Project description:Intervention 1: Intervention group: 32 patients will be selected according to the inclusion criteria, using the available sampling method, who come in different work shifts and on different days of the week. After stating the objectives of the study in a meeting and obtaining consent from the patients, the patients enter the study. Demographic information of all participants will be recorded by the researcher. A training session will be held on how to store and use honey and royal jelly. Before receiving the third course of chemotherapy drug, blood parameters test (CBC) will be done and the answers will be recorded in the checklist. The MFI fatigue questionnaire will also be completed by the researcher before the intervention through an interview. Then, in the intervention group, royal jelly prepared from an accredited local apiary approved by the University of Medical Sciences, using cool boxes containing ice and maintaining the cold chain, will be provided to the patients at the time of the visit and they will be asked to finish Carry out the study of royal jelly and keep it in the refrigerator. 10 grams of natural honey containing one gram of royal jelly (10% concentration) will be consumed orally for five days in the morning on an empty stomach in the intervention group. Again, before receiving the next course of chemotherapy, blood parameters will be tested in the aforementioned laboratory. The questionnaire related to the measurement of fatigue will also be completed by the researcher before the start of the new course of chemotherapy through an interview. The data is then analyzed. Intervention 2: Control group: The number of 32 patients will be selected according to the inclusion criteria, using available sampling method, who come in different work shifts and on
Primary outcome(s): Blood cell count includes the count of white blood cells, red blood cells, hemoglobin and platelets, which will be evaluated according to laboratory results. Timepoint: After the end of the second round of chemotherapy, the intervention is carried out using royal jelly and placebo for five days. After two weeks from the end of the intervention, direct evaluation will be done by the researcher. Method of measurement: Counting blood cells using laboratory results (CBC).

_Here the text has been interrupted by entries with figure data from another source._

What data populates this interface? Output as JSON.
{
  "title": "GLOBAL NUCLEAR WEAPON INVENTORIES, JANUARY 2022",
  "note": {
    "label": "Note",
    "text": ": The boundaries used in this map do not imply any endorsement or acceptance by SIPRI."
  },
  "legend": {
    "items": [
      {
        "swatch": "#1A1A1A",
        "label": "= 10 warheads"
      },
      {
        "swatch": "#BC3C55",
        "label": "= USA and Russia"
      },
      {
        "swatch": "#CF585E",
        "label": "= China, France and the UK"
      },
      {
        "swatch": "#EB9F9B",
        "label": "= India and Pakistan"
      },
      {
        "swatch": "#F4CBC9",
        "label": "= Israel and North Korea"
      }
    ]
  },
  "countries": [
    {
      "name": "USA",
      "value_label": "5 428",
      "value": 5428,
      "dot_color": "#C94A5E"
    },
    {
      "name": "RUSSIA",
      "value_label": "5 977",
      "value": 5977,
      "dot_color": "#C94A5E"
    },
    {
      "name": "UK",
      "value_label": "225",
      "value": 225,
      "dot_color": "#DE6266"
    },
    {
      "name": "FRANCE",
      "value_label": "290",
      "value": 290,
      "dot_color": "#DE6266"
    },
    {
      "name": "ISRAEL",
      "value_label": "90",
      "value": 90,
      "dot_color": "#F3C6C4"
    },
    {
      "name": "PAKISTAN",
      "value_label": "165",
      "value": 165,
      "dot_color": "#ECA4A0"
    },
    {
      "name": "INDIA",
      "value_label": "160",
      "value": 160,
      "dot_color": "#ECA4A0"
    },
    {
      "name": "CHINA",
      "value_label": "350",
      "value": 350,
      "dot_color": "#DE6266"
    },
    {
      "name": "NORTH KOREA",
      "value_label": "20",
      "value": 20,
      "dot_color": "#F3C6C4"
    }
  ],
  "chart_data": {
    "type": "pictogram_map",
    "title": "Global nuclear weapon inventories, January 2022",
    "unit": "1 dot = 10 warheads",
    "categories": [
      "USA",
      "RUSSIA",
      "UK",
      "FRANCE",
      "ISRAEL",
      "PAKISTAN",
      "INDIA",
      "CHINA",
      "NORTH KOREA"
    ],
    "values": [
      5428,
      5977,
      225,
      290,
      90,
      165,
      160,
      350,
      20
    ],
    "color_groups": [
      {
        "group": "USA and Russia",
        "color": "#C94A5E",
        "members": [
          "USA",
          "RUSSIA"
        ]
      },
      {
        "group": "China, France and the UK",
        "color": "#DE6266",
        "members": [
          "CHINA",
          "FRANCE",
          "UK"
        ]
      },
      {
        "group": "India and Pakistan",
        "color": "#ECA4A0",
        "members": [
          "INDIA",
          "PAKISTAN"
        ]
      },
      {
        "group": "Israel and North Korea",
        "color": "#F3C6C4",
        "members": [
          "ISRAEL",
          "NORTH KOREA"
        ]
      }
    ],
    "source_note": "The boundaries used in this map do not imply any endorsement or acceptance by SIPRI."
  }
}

Study Design: Randomization: Randomized, Blinding: Single blinded, Placebo: Used, Assignment: Parallel, Purpose: Supportive, Randomization description: To assign the samples to the study groups randomly, the design of random permutation blocks of two groups with blocks of four will be used, with 32 samples in group A (intervention group) and 32 samples in group B (intervention group) control) will be considered. Then the website https://www.sealedenvelope.com will be used to determine the required random blocks and their sequence. Sealed envelopes will be used for concealment. In this way, based on the sequence of randomly determined blocks, cards with the letters A and B that show the sequence of allocation will be placed inside the envelope. Then, an envelope will be opened for each participant in the study, and based on the card inside the envelope, the participant will be assigned to the control or intervention group, Blinding description: Sealed envelopes will be used for concealment.